Uganda´s political and economic development in the past 17 years has been extraordinary. The country has recovered from the ruinous regimes of Idi Amin and Milton Obote to become one of the most dynamic economies in sub-Saharan Africa. It is rich in natural resources and offers a wide range of investment opportunities in mining (cobalt and limestone), agriculture (coffee, tea and fruit) and fishing. Linked to almost all of the primary-sector industries are opportunities in up-stream or down-stream manufacturing activities. In addition, the extensive privatization programme has opened up areas formerly closed to the private sector. Uganda was one of the first African countries to liberalize its telecom industry and there are now several private companies in operation.
Perhaps the biggest long-term opportunities are to be found in the tourism sector.

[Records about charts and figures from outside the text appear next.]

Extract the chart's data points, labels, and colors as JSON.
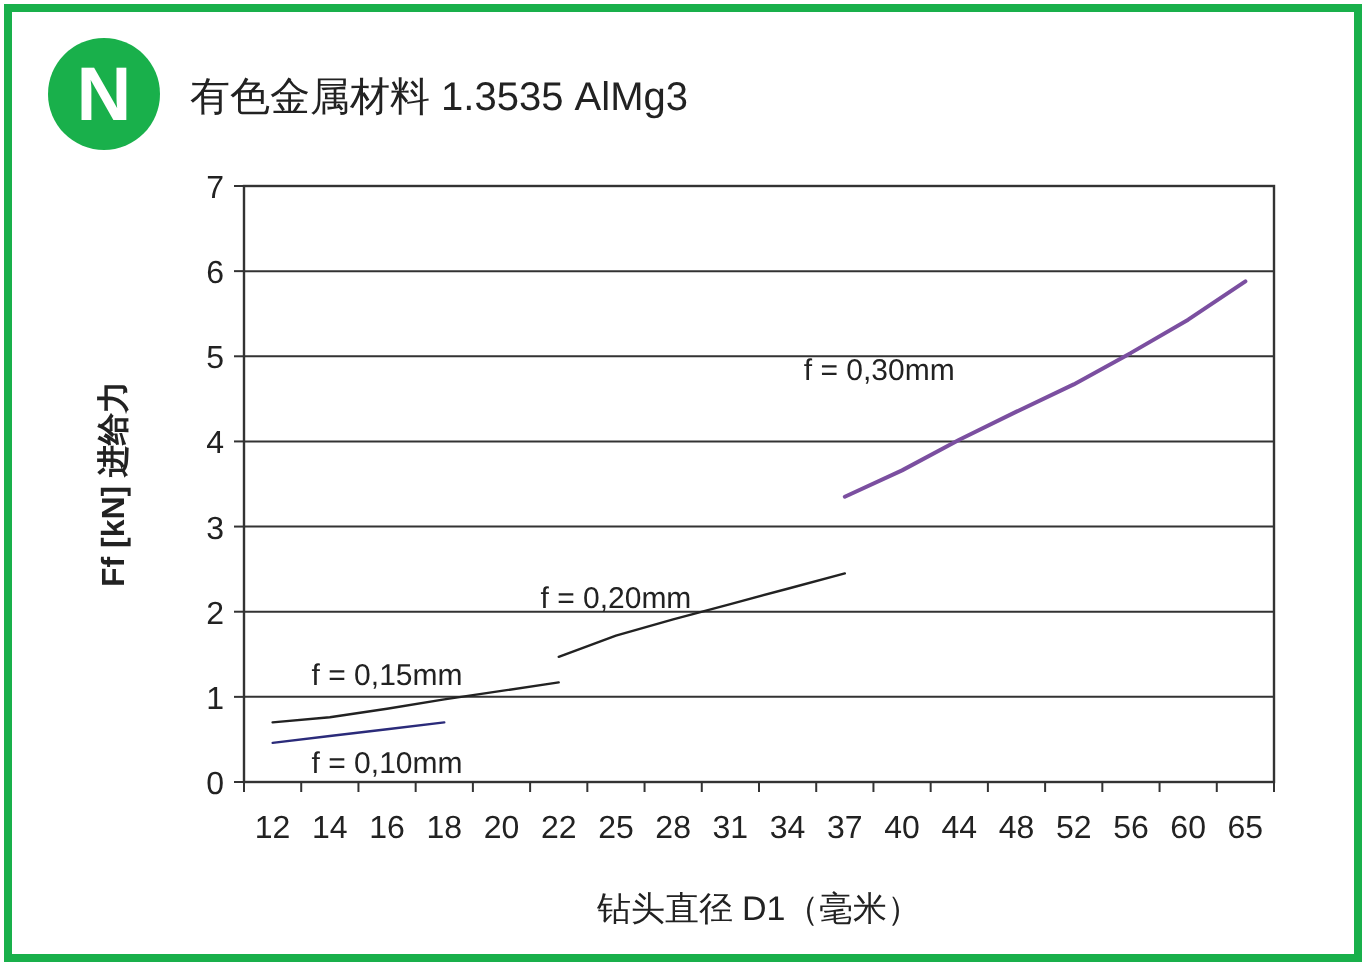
{
  "chart_data": {
    "type": "line",
    "title": "有色金属材料 1.3535 AlMg3",
    "xlabel": "钻头直径 D1（毫米）",
    "ylabel": "Ff [kN] 进给力",
    "annotations": [
      "N"
    ],
    "categories": [
      "12",
      "14",
      "16",
      "18",
      "20",
      "22",
      "25",
      "28",
      "31",
      "34",
      "37",
      "40",
      "44",
      "48",
      "52",
      "56",
      "60",
      "65"
    ],
    "series": [
      {
        "name": "f = 0,10mm",
        "color": "#2b2b7a",
        "values": [
          0.46,
          0.54,
          0.62,
          0.7,
          null,
          null,
          null,
          null,
          null,
          null,
          null,
          null,
          null,
          null,
          null,
          null,
          null,
          null
        ]
      },
      {
        "name": "f = 0,15mm",
        "color": "#222222",
        "values": [
          0.7,
          0.76,
          0.86,
          0.97,
          1.07,
          1.17,
          null,
          null,
          null,
          null,
          null,
          null,
          null,
          null,
          null,
          null,
          null,
          null
        ]
      },
      {
        "name": "f = 0,20mm",
        "color": "#222222",
        "values": [
          null,
          null,
          null,
          null,
          null,
          1.47,
          1.72,
          1.91,
          2.09,
          2.27,
          2.45,
          null,
          null,
          null,
          null,
          null,
          null,
          null
        ]
      },
      {
        "name": "f = 0,30mm",
        "color": "#7b4fa0",
        "values": [
          null,
          null,
          null,
          null,
          null,
          null,
          null,
          null,
          null,
          null,
          3.35,
          3.66,
          4.02,
          4.35,
          4.67,
          5.04,
          5.43,
          5.88
        ]
      }
    ],
    "ylim": [
      0,
      7
    ],
    "yticks": [
      0,
      1,
      2,
      3,
      4,
      5,
      6,
      7
    ],
    "grid": "y",
    "line_style": "solid",
    "marker": "none"
  }
}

Uganda, labelled the ´Pearl of Africa´ by former British Prime Minister Winston Churchill, offers a number of unique attractions, including Lake Victoria (the source of the Nile), the Murchison Falls and the Mountains of the Moon, along with a number of national parks and wildlife reserves hosting, among other fauna, half the world´s mountain gorilla population.
On the downside, the condition of much of Uganda´s infrastructure is poor. Decades of negligence and even deliberate destruction have left much of it in disarray. The intermittent and expensive power supply continues to be a problem. Although the workforce is generally well-educated, there is a considerable shortage of mid-level managers and technicians.
Despite this, with its dynamism and its track record of stability, Uganda is now a land of opportunities and challenges that investors ignore to their own loss. Its membership of the recently founded East African Community (EAC), with its 93 million consumers, is yet another reason to expect bright prospects for Uganda. Investors can expect further integration of the EAC, which established a Customs Union in January 2005 and is expected to form a political federation by 2013.